A faint dark outline looked like it was coming towards them from a bed of kelp obscuring the view.
“It’s a shark or a grouper, it’s nothing,” Shim said, still working on the leaking hole.
“Shit, Shim, stop, it’s a person, no it’s two people!”
Shim saw it too, “What the hell? Why wouldn’t they just wait until we came up for air?”
“They’re not Sikkas, they’re Wrannamen.”
Two people in equipment they had never seen before came into view. They did some primal communication and the two people approaching understood they needed to get the head unstuck. They worked the hole, and let the robot head fill up most of the way. They took their last breath, kicking at the fulcrum as hard as they could to release the cockpit. It finally budged with the help of their two rescuers, and they were each given masks to see underwater. A thin piece of metal attached to a cylinder wrapped around each of their lips, suddenly giving them air as if they were above water. The girls looked at each other and back to the two people that helped them. The people were decked out in gear the color of the ocean water, making them tricky to see at first. With the same strips of metal around their lips, they signalled for them to look out past the kelp bed. Though they were not out of danger yet, the relief was palpable.
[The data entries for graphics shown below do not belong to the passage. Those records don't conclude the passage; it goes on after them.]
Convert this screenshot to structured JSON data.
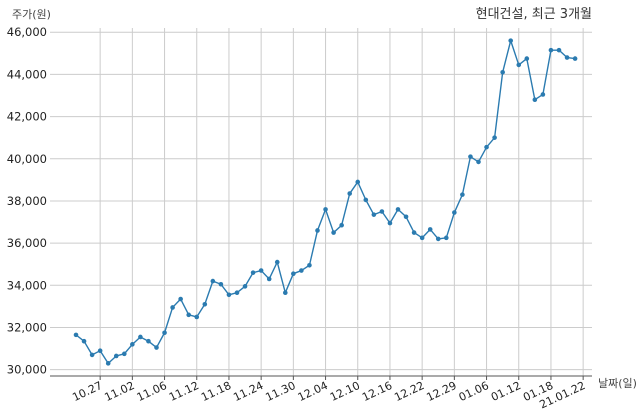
{
  "chart_data": {
    "type": "line",
    "title": "현대건설, 최근 3개월",
    "ylabel": "주가(원)",
    "xlabel": "날짜(일)",
    "ylim": [
      29700,
      46200
    ],
    "yticks": [
      30000,
      32000,
      34000,
      36000,
      38000,
      40000,
      42000,
      44000,
      46000
    ],
    "ytick_labels": [
      "30,000",
      "32,000",
      "34,000",
      "36,000",
      "38,000",
      "40,000",
      "42,000",
      "44,000",
      "46,000"
    ],
    "xtick_labels": [
      "10.27",
      "11.02",
      "11.06",
      "11.12",
      "11.18",
      "11.24",
      "11.30",
      "12.04",
      "12.10",
      "12.16",
      "12.22",
      "12.29",
      "01.06",
      "01.12",
      "01.18",
      "21.01.22"
    ],
    "xtick_index": [
      3,
      7,
      11,
      15,
      19,
      23,
      27,
      31,
      35,
      39,
      43,
      47,
      51,
      55,
      59,
      63
    ],
    "grid": true,
    "legend": "none",
    "line_color": "#2b7bb0",
    "series": [
      {
        "values": [
          31650,
          31350,
          30700,
          30900,
          30300,
          30650,
          30750,
          31200,
          31550,
          31350,
          31050,
          31750,
          32950,
          33350,
          32600,
          32500,
          33100,
          34200,
          34050,
          33550,
          33650,
          33950,
          34600,
          34700,
          34300,
          35100,
          33650,
          34550,
          34700,
          34950,
          36600,
          37600,
          36500,
          36850,
          38350,
          38900,
          38050,
          37350,
          37500,
          36950,
          37600,
          37250,
          36500,
          36250,
          36650,
          36200,
          36250,
          37450,
          38300,
          40100,
          39850,
          40550,
          41000,
          44100,
          45600,
          44450,
          44750,
          42800,
          43050,
          45150,
          45150,
          44800,
          44750
        ]
      }
    ]
  }
}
They swam for a while, towed by the Wrannamen who had a small device with propellers that maneuvered them with minimal effort. They were led just past the kelp bed, and offshore a few hundred yards past where the giant was laid to rest lay a huge metal cylinder the same color as the divers, with semi-translucent areas. As they approached, the nose was debossed with the same marking now burned into Kaiya’s hand. Her heart fluttered. The two helpers guided them lower towards the tube. An opening gave way to a chamber that closed behind them. Kaiya could see one of them was a woman, who was gently nodding to her. The water began to recede and they took their breathers out of their mouth and pulled the masks off their face.
Shim looked at the chamber, and back to Kaiya, “What the fuck just happened?”